Years ago, I used to listen to Ingenue on my “perfect” CD player almost every night, late. It was one of those times in life .Now, Nonesuch has reissued it on vinyl. I had no idea what I was missing, between the superb remastering, and the Atlas Lambda SL. The soundstage is huge. Lang’s voice is fully present in the most detailed way, yet fully musical in its richness and nuance.

I really had no understanding of the complexity and ingenuity of the arrangements based on my CD experience. I knew there were occasional violins and an accordion, but I didn’t notice how perfectly they were blended in with bass, guitar, drums and the backing vocals —heavenly. With the Atlas Lambda SL, detail is amazing, yet all in the service of the music. The bass is very deep, but perfectly balanced. The electric guitars are often doubled left-right, with no feeling of gimmickry. Synths come and go, but are they synths, or something else?  And once again, Lang’s voice . . . what great control, almost casually behind the beat when she wants to be. All of it right there. I find it hard to imagine this being better. Indeed, I had no idea it could be this good.

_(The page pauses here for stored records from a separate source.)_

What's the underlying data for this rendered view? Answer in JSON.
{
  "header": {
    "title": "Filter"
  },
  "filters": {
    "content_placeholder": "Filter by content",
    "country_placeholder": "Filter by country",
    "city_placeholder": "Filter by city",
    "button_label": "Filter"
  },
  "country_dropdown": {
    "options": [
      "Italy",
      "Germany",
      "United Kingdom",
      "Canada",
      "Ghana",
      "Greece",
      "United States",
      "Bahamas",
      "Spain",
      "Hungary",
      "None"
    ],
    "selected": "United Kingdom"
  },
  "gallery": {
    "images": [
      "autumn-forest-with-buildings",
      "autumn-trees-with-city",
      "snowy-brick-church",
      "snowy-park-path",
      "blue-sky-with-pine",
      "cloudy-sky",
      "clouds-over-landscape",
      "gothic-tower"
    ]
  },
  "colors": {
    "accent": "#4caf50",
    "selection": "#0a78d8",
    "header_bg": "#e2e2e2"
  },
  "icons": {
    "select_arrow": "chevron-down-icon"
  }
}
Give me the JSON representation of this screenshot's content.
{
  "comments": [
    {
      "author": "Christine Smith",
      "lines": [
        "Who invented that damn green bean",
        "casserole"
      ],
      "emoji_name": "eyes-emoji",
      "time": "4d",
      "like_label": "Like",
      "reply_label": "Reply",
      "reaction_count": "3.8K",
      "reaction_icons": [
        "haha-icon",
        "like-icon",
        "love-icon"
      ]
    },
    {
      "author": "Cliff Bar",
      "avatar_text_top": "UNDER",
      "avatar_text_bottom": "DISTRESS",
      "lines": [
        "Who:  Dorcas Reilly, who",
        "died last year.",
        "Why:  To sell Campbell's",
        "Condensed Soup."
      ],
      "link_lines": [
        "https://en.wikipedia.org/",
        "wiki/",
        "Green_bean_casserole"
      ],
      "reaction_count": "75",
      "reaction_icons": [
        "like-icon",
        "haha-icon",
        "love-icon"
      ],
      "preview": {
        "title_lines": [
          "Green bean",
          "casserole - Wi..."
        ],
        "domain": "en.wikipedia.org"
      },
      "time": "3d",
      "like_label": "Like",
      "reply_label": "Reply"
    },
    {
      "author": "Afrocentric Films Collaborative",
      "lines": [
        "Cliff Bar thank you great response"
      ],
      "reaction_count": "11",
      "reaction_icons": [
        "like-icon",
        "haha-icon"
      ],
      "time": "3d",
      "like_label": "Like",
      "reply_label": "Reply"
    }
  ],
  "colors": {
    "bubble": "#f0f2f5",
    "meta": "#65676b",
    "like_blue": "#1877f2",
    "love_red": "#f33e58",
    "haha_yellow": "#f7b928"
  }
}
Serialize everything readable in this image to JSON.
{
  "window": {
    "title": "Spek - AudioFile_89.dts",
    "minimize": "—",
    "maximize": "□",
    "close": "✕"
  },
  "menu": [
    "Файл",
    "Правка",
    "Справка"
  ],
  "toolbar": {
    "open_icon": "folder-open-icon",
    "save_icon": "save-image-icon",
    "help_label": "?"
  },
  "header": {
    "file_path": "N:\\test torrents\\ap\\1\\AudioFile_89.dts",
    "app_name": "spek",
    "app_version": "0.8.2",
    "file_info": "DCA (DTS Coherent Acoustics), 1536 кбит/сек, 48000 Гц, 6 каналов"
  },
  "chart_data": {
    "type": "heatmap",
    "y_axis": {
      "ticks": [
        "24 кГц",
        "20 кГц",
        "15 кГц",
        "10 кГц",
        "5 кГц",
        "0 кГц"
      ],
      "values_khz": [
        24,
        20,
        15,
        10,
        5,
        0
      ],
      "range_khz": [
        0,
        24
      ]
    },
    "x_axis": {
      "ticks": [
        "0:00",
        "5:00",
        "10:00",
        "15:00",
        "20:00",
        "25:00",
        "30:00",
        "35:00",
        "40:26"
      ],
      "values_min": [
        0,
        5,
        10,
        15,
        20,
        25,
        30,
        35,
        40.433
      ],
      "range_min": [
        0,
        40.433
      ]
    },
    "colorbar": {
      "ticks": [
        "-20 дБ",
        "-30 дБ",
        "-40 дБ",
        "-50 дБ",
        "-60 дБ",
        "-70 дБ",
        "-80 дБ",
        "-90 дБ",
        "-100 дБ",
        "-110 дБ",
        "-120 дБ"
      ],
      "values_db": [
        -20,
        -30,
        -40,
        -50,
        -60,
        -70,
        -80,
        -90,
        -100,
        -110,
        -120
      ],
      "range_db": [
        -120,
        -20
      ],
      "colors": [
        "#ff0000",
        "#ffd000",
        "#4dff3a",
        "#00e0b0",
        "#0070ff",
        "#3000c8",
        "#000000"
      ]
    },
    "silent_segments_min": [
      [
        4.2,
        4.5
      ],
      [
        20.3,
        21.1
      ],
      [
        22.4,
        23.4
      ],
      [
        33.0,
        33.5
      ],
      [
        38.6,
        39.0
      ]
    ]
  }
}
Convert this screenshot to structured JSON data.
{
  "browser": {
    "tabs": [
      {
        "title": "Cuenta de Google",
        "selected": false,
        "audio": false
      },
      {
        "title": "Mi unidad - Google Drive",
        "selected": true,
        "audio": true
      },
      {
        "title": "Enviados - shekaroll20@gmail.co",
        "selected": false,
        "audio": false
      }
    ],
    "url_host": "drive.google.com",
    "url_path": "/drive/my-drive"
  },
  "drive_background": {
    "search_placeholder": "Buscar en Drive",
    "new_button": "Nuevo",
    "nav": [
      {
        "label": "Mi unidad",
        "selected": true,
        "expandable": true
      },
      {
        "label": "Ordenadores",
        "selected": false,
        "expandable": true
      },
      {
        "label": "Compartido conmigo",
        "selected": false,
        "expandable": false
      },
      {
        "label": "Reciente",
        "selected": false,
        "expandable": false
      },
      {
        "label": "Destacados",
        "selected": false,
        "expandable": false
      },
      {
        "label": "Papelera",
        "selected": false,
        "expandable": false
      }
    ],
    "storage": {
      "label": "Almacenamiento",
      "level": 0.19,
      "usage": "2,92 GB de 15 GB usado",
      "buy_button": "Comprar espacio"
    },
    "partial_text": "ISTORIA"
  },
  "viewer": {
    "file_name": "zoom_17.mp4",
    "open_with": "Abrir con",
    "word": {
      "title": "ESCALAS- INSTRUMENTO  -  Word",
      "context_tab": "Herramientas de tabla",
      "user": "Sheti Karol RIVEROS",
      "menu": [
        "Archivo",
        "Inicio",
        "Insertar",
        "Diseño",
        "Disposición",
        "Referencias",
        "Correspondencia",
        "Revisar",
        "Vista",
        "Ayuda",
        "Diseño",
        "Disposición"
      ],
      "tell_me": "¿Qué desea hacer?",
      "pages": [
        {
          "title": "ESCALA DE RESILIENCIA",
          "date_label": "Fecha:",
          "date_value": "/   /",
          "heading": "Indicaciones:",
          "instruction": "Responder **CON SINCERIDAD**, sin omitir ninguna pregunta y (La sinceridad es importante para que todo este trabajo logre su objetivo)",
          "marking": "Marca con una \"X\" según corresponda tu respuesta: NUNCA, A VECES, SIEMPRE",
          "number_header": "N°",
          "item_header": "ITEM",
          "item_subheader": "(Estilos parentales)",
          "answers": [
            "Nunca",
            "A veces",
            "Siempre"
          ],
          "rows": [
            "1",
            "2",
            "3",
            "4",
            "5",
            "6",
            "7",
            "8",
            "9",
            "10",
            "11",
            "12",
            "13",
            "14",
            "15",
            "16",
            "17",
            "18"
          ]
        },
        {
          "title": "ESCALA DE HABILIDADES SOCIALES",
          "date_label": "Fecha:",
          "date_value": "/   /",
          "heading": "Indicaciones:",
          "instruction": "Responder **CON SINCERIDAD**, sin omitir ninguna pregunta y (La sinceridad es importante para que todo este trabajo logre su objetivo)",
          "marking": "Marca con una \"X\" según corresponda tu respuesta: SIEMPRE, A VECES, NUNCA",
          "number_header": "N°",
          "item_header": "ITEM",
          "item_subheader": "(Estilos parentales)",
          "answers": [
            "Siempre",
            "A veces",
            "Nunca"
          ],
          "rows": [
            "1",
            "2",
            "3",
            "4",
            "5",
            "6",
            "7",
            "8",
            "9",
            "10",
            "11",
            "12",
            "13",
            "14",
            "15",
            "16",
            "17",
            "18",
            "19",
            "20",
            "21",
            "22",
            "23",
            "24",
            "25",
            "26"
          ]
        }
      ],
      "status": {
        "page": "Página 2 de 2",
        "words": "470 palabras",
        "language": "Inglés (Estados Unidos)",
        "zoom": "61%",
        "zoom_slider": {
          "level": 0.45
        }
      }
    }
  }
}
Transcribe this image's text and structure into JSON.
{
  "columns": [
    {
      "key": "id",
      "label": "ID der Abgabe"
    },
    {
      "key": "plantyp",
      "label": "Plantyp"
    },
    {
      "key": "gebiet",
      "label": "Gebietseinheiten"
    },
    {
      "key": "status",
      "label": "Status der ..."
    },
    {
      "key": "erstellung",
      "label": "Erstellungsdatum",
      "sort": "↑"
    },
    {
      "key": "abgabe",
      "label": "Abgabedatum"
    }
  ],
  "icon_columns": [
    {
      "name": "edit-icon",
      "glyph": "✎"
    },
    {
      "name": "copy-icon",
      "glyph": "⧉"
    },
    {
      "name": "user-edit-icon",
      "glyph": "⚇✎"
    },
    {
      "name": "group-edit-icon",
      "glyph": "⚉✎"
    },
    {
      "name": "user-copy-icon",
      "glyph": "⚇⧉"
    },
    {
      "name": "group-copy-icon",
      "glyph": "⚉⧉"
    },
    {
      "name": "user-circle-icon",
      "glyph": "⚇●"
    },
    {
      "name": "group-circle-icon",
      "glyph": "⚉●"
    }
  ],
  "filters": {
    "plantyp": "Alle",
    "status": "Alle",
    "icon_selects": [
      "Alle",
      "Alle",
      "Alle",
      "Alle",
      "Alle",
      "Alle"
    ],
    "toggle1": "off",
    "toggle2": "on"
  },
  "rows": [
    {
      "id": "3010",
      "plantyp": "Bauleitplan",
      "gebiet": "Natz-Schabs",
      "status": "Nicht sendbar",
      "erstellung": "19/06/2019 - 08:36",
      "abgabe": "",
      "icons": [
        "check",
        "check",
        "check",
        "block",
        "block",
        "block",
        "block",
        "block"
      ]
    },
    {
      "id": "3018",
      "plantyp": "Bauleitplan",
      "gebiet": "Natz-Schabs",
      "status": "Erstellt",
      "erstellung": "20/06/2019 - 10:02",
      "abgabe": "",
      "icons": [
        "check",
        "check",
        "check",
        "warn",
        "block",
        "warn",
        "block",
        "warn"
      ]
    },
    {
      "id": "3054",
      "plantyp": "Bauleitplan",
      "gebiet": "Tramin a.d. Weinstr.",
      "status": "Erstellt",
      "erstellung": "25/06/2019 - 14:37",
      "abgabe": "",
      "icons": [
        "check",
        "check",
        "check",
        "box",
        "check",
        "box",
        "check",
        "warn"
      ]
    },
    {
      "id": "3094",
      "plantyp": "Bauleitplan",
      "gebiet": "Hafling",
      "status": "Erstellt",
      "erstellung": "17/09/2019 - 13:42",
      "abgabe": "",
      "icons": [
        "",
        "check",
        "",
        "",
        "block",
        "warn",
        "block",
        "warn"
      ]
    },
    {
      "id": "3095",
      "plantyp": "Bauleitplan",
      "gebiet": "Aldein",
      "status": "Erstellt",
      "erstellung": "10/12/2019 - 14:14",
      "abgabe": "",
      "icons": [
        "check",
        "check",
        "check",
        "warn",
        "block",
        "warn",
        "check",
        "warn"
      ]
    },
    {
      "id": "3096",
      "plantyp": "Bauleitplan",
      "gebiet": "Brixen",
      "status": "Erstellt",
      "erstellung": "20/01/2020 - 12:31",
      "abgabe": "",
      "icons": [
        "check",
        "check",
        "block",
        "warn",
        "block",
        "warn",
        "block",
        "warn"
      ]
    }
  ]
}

2 Responses to Lyra Atlas Lambda SL moving-coil cartridge Review


  1. Great review Fred. I own this cartridge and I hear pretty much the same things. Before I had the Atlas(standard version) and both Top Wings and some other cartridges. They are all fantastic. But for me, the Atlas Lambda sl is the Bees Knees. I was able to run it into my Pass XP 27 with no problem but, then I got a Thrax Trajan MC1 step up on loan and then ,Ka-Boom , a whole different story. I put in an order in the next day for that step up. Among the handful of great ones. Cant afford the big ANUK . I know, they are special. The thing is, I never believed in step ups. A well designed one will do the job. Yeah, depending on your Phonostage (some nice tubes), the standard Atlas Lambda will be awesome but, I love the flavor I get with the single layer into a fine step up. Awesome bass , solid wide open focused soundstage and the correct sweetness in the midrange. I know, people think we are crazy. These are really expensive items (jewelry) but, Damm, I love playing LPs. I just cant help myself . I am addicted .

  2. Fred Crowder says:

    In the time since I wrote the review, The Atlas lambda SL has continued to improve, primarily in the area of bass authority and a sense of mass, without loss of any of those things which made me love it. I do agree that this cartridge in most instances will significantly benefit from a properly impedance matched step up transformer. What is your turntable and tonearm?